Reinhold Würth: Den Umständen entsprechend gut. Sie ist ein medizinisches Wunder. Sie schlägt sich sehr gut. Wir sind dankbar.

 

Jetzt dürfen Sie zusammen Weihnachten feiern.

Reinhold Würth: Ja, wir sind in Österreich, in Salzburg, wo wir ohnehin inzwischen ein Drittel des Jahres leben. Die Familie kommt zu Besuch. Wir machen es gemütlich.

Benjamin Würth: Es ist traditionell ein großes In and Out.

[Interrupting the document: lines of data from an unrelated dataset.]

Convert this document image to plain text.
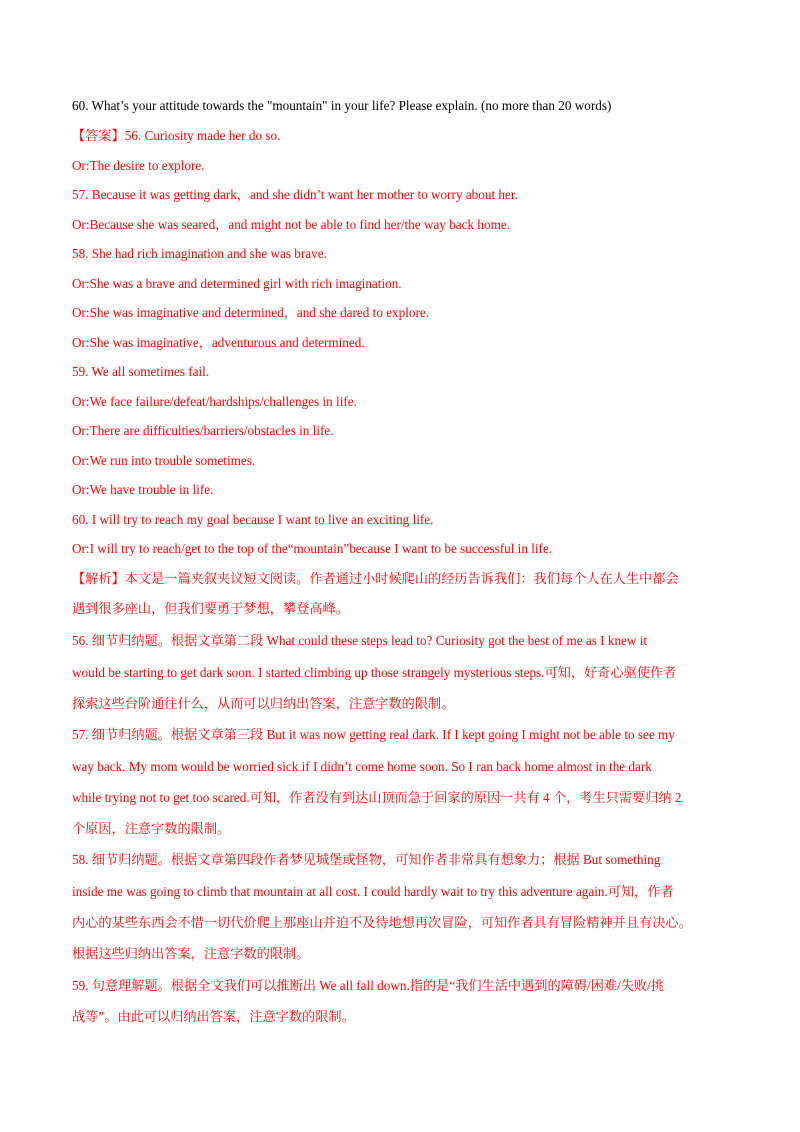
60. What’s your attitude towards the "mountain" in your life? Please explain. (no more than 20 words)

【答案】56. Curiosity made her do so.

Or:The desire to explore.

57. Because it was getting dark，and she didn’t want her mother to worry about her.

Or:Because she was seared，and might not be able to find her/the way back home.

58. She had rich imagination and she was brave.

Or:She was a brave and determined girl with rich imagination.

Or:She was imaginative and determined，and she dared to explore.

Or:She was imaginative，adventurous and determined.

59. We all sometimes fail.

Or:We face failure/defeat/hardships/challenges in life.

Or:There are difficulties/barriers/obstacles in life.

Or:We run into trouble sometimes.

Or:We have trouble in life.

60. I will try to reach my goal because I want to live an exciting life.

Or:I will try to reach/get to the top of the“mountain”because I want to be successful in life.

【解析】本文是一篇夹叙夹议短文阅读。作者通过小时候爬山的经历告诉我们：我们每个人在人生中都会

遇到很多座山，但我们要勇于梦想，攀登高峰。

56. 细节归纳题。根据文章第二段 What could these steps lead to? Curiosity got the best of me as I knew it

would be starting to get dark soon. I started climbing up those strangely mysterious steps.可知，好奇心驱使作者

探索这些台阶通往什么，从而可以归纳出答案，注意字数的限制。

57. 细节归纳题。根据文章第三段 But it was now getting real dark. If I kept going I might not be able to see my

way back. My mom would be worried sick if I didn’t come home soon. So I ran back home almost in the dark

while trying not to get too scared.可知，作者没有到达山顶而急于回家的原因一共有 4 个，考生只需要归纳 2

个原因，注意字数的限制。

58. 细节归纳题。根据文章第四段作者梦见城堡或怪物，可知作者非常具有想象力；根据 But something

inside me was going to climb that mountain at all cost. I could hardly wait to try this adventure again.可知，作者

内心的某些东西会不惜一切代价爬上那座山并迫不及待地想再次冒险，可知作者具有冒险精神并且有决心。

根据这些归纳出答案，注意字数的限制。

59. 句意理解题。根据全文我们可以推断出 We all fall down.指的是“我们生活中遇到的障碍/困难/失败/挑

战等”。由此可以归纳出答案，注意字数的限制。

Wir kommen, dann geht es für uns zurück in die Schweiz, dort kommt dann meine Mutter vorbei.

 


Zu den Personen: Reinhold Würth und Benjamin Würth

Reinhold Würth (88) ist mit 14 Jahren ins Unternehmen seines Vaters eingestiegen, hat es nach dem Tod von Adolf Würth 1954 übernommen und seitdem zum größten Händler von Schrauben und Befestigungsmaterial weltweit aufgebaut. 1999 wurde er zum Ehrenprofessor an der Universität Karlsruhe (TH) berufen. Er ist seit 67 Jahren mit seiner Frau Carmen verheiratet, mit der er drei Kinder hat. Tochter Bettina ist Vorsitzende des Beirats der Würth-Gruppe. Ihr designierter Nachfolger ist Sebastian Würth, Sohn von Bettinas Schwester Marion.

Benjamin Würth (42) ist Sohn von Marion Würth und der älteste Enkel von Reinhold Würth. Er soll ihm als Vorsitzender des Stiftungsaufsichtsrats, dem obersten Führungsgremium der Würth-Gruppe, nachfolgen. Benjamin Würth ist verheiratet und lebt mit seiner Familie in der Schweiz. Operativ wird das Unternehmen von der Konzernführung unter Robert Friedmann geleitet.